A statement released by the Cathedral says a bronze plaque honoring Matthew Shepard was installed in St. Joseph’s Chapel to mark his final resting place at the time Shepard was interred there in 2018. 
Following the Cathedral’s Dec. 1 services for Shepard, the Adams Morgan gay bar Pitchers hosted a reception for Dennis and Judy Shepard, according to Pitchers’ owner David Perruzza.

One of the two men charged with Shepard’s murder, Russell Henderson, pleaded guilty to the charge after prosecutors agreed not to seek the death penalty for him. The second of the two men charged, Aaron McKinney, was convicted of the murder following a lengthy jury trial.

Prosecutors said McKinney repeatedly and fatally struck Shepard in the head with the barrel of a handgun after he and Henderson tied Shepard to a wooden fence in a remote field outside Laramie, Wy., on Oct. 6, 1998. Police and prosecutors presented evidence at McKinney’s trial that McKinney and Henderson met Shepard at a bar in Laramie on that day and lured him into their car, where they drove him to the field where authorities said McKinney fatally assaulted him.

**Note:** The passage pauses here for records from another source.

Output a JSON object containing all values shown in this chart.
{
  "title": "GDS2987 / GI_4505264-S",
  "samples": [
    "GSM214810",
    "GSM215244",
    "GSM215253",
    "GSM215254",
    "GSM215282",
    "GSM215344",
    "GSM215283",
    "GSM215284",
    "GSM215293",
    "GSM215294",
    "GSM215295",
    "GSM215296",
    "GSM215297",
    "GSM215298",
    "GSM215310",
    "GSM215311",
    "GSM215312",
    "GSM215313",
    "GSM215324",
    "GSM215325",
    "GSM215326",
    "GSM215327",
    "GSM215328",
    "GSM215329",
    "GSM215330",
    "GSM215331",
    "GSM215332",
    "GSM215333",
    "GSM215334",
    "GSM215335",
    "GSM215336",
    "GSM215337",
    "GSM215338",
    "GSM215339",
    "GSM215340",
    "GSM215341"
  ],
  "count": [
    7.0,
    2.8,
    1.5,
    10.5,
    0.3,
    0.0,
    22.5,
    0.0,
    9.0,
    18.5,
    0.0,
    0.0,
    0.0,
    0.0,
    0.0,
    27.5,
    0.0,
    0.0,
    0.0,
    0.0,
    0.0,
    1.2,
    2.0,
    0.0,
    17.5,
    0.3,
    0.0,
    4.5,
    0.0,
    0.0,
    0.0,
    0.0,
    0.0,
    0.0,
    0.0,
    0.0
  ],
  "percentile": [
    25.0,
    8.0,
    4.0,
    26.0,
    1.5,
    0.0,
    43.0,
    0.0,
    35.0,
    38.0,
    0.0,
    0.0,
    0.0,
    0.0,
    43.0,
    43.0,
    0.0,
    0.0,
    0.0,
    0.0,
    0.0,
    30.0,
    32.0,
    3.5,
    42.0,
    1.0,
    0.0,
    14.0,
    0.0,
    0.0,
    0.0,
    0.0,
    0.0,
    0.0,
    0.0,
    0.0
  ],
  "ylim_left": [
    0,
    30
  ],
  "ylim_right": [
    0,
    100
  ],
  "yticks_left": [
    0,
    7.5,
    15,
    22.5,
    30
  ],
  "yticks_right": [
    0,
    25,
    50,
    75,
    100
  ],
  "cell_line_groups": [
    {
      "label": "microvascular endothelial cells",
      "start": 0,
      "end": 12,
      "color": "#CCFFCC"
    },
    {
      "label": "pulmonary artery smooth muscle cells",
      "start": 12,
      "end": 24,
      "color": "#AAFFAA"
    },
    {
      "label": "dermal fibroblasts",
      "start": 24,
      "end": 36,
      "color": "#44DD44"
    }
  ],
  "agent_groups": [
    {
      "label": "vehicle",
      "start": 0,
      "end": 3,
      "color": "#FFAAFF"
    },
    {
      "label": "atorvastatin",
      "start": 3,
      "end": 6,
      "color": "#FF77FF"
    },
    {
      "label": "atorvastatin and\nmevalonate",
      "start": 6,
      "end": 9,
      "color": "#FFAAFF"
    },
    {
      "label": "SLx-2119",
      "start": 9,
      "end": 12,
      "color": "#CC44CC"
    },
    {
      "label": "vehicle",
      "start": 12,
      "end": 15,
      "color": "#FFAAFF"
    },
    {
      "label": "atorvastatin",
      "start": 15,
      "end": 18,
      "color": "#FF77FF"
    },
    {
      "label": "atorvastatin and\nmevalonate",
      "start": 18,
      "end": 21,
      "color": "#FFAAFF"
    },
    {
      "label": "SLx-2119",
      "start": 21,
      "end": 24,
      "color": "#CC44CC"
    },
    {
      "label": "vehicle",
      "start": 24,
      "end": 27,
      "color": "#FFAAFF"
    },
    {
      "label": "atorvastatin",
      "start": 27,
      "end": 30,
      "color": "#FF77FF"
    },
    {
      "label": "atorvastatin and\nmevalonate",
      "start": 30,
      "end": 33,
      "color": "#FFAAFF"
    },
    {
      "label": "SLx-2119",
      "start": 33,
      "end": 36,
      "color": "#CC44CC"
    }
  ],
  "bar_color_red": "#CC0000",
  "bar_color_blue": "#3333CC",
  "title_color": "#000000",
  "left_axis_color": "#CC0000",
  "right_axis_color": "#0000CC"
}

Shepard died six days later at a hospital in Ft. Collins, Colo., where he was taken after being found unconscious while still tied to the fence.

In a dramatic courtroom scene following the jury’s guilty verdict for McKinney, Dennis Shepard urged the judge to spare McKinney’s life by not handing down a death sentence. He said that out of compassion and in honor of his son’s life, McKinney should be allowed to live. The judge sentenced McKinney to two consecutive terms of life in prison without the possibility of parole, the same sentence given to Henderson.